AMD's GCN GPUs have asynchronous compute engines (ACEs). Basically, these ACEs are like additional compute pipelines for GPGPU. You can use them instead of the compute pipeline in the command processor. As a result, the latter will be able to focus on maximum rendering performance. A HD7970 has 2 of these ACEs, it can take care of 2 compute jobs at the same time. PS4 has 8 ACEs and can take care of 8 compute jobs at the same time.

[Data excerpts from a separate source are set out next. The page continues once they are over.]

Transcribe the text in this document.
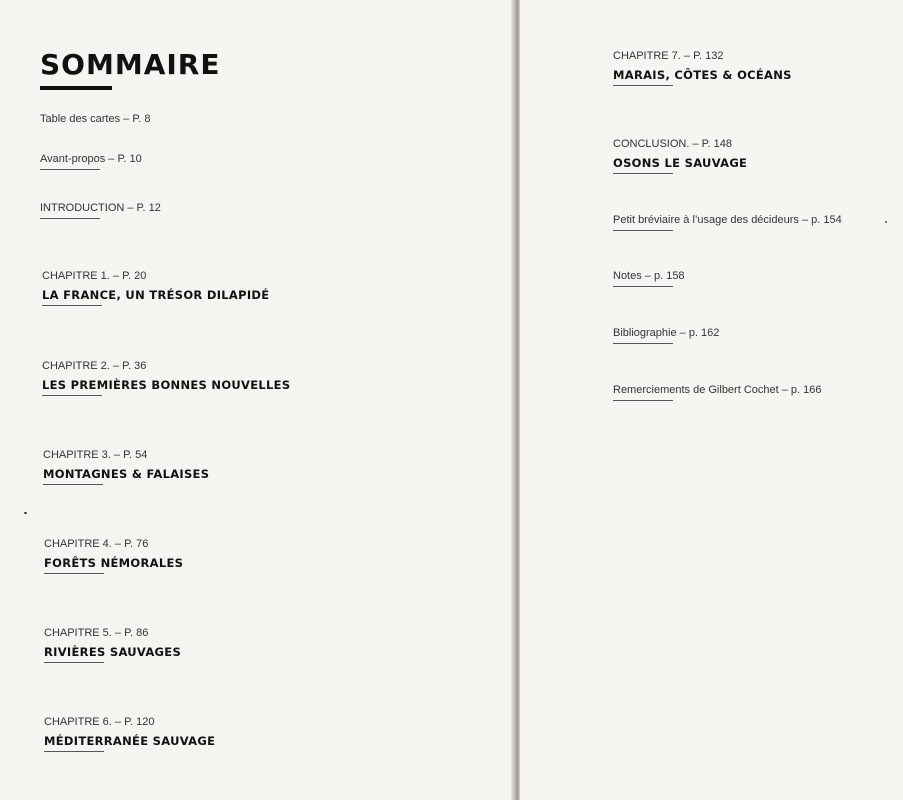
SOMMAIRE
Table des cartes – P. 8
Avant-propos – P. 10
INTRODUCTION – P. 12
CHAPITRE 1. – P. 20
LA FRANCE, UN TRÉSOR DILAPIDÉ
CHAPITRE 2. – P. 36
LES PREMIÈRES BONNES NOUVELLES
CHAPITRE 3. – P. 54
MONTAGNES & FALAISES
CHAPITRE 4. – P. 76
FORÊTS NÉMORALES
CHAPITRE 5. – P. 86
RIVIÈRES SAUVAGES
CHAPITRE 6. – P. 120
MÉDITERRANÉE SAUVAGE
CHAPITRE 7. – P. 132
MARAIS, CÔTES & OCÉANS
CONCLUSION. – P. 148
OSONS LE SAUVAGE
Petit bréviaire à l’usage des décideurs – p. 154
Notes – p. 158
Bibliographie – p. 162
Remerciements de Gilbert Cochet – p. 166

To minimize the overhead for graphics rendering, you want to split your compute load into as many small jobs as possible (fine-grain) and "feed" it to your shader cores when they're not fully utilized during rendering jobs (which happens all the time on modern GPUs). Therefore each ACE has compute queues. A HD7970 only has 2 queues (one queue for each ACE), a PS4 has 64 compute queues (8 queues for each ACE). That means programmers can queue up to 64 different compute jobs at the same time in PS4. The 8 ACEs will choose the right jobs at the right time based on pre-defined dependences and according to Cerny you will not notice a penalty for graphics rendering since the ACEs wait until some part of the GPU is underutilized.
PS4 has 8 ACEs/64 queues. AMD's HD8000 series GPUs have a maximum of 4 ACEs/ 32 queues. Xbox One has 2 ACEs with something between 2 or 16 queues. I can't tell for sure since Microsoft doesn't go into detail on this topic.
The problem for Xbox One is that PS4 has 500 GFLOPS more processing power in its GPU, anyway. PS4 will outperform its competitor very easily when it comes to GPGPU.